On the second day we took a trip to Corcovada National Park which was quoted in National Geographic as "the most biologically diverse ecosystem in the world". However this does not mean there is lots to see...


A big tree...

Scarlet macaw

The scarlet macaws were the most beautiful birds we found.

Like the squirrel monkeys, there's not many of them left so they wouldn't let us bring any of them them home with us.

Almost extinct due to poaching  and deforestation

We ended up swimming in a waterfall pool which felt like glacier water in comparison to the hot water of the sea. It's always a bit unnerving swimming with crocodiles on the bank, but I reckoned I could have won the wrestle with the 5 ft long one on the bank. When I was right in the middle of the pool, feeling foolishly confident, I realised that behind every small croc is a big protective mother. If I'd had a small stick I could have put it in the mummy-crocs mouth to prop it open so it couldn't bite me. I've seen it done on cartoons. But I didn't have a stick. So I decided to leg it. Quickly.

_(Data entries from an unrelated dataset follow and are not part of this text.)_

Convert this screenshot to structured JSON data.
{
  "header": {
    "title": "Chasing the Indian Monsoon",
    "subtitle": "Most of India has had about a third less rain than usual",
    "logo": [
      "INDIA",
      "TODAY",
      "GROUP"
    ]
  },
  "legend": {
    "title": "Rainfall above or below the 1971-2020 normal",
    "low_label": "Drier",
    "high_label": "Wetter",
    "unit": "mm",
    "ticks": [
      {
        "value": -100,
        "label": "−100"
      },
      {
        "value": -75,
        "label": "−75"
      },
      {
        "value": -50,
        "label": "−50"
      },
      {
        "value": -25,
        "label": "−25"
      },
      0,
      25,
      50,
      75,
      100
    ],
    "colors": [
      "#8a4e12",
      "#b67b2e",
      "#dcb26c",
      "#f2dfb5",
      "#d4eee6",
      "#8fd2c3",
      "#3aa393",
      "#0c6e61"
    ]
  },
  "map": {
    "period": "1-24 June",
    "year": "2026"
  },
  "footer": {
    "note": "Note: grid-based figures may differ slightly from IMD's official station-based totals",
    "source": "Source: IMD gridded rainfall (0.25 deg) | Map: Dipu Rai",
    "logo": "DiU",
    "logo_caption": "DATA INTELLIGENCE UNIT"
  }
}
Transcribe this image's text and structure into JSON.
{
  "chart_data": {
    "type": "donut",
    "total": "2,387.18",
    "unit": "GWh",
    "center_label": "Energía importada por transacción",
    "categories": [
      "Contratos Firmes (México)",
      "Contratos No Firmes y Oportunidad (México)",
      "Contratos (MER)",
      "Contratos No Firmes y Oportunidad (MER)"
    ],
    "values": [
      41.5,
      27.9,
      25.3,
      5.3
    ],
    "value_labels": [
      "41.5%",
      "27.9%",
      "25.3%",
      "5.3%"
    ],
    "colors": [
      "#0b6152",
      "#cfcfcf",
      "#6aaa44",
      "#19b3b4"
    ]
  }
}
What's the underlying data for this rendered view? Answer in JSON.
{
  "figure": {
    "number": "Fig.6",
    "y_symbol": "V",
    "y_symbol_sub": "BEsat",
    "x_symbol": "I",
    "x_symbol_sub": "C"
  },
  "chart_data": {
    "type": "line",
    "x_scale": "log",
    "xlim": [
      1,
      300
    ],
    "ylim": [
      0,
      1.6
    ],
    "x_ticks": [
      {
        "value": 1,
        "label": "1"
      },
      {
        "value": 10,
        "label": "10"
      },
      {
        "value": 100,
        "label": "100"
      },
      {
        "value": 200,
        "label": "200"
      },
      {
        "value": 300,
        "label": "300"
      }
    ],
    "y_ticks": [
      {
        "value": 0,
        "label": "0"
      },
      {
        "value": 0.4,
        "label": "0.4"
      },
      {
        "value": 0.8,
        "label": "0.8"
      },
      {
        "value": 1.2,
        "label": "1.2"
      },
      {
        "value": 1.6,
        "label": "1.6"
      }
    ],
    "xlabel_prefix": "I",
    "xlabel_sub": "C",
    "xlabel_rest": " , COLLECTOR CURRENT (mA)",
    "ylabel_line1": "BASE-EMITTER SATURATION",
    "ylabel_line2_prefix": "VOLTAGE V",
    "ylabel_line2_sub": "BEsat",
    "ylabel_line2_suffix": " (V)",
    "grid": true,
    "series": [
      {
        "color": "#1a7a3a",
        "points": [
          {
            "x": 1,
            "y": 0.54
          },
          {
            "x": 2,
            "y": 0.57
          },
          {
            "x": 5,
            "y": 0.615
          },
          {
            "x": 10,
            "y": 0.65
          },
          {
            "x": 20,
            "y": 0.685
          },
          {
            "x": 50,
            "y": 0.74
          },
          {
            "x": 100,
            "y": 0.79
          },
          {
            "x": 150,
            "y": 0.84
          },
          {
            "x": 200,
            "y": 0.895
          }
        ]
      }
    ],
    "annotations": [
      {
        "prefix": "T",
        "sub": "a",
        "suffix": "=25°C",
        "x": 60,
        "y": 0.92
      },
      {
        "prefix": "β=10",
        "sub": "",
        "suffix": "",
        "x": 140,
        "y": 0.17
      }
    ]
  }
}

Before we saw the crocodile

Croc waiting to eat me

Swimming with crocodiles...
Hover on pic

Extreme sloth rescue

Day 14 - Extreme sloth rescue

Massive highlight. On the drive back to the airport the mountain road was blocked by cars trying to avoid a sloth who was wanting to cross the road at sloth-speed. My dad rescued it and carried it to the other side of the road. We stayed with her to check she was OK and realised she had a baby hanging around her waist. Simply beautiful.


Mrs Sloth and baby


So, all in all, as long as you don't lose your parents in a crazy city on the other side of the world, Costa Rica is a great place. However it is being rapidly invaded by Americans and they struggle to control poaching of the animals which now only survive in relatively small numbers. They also need to tarmac the roads and fill in the potholes in the ones that are tarmaced!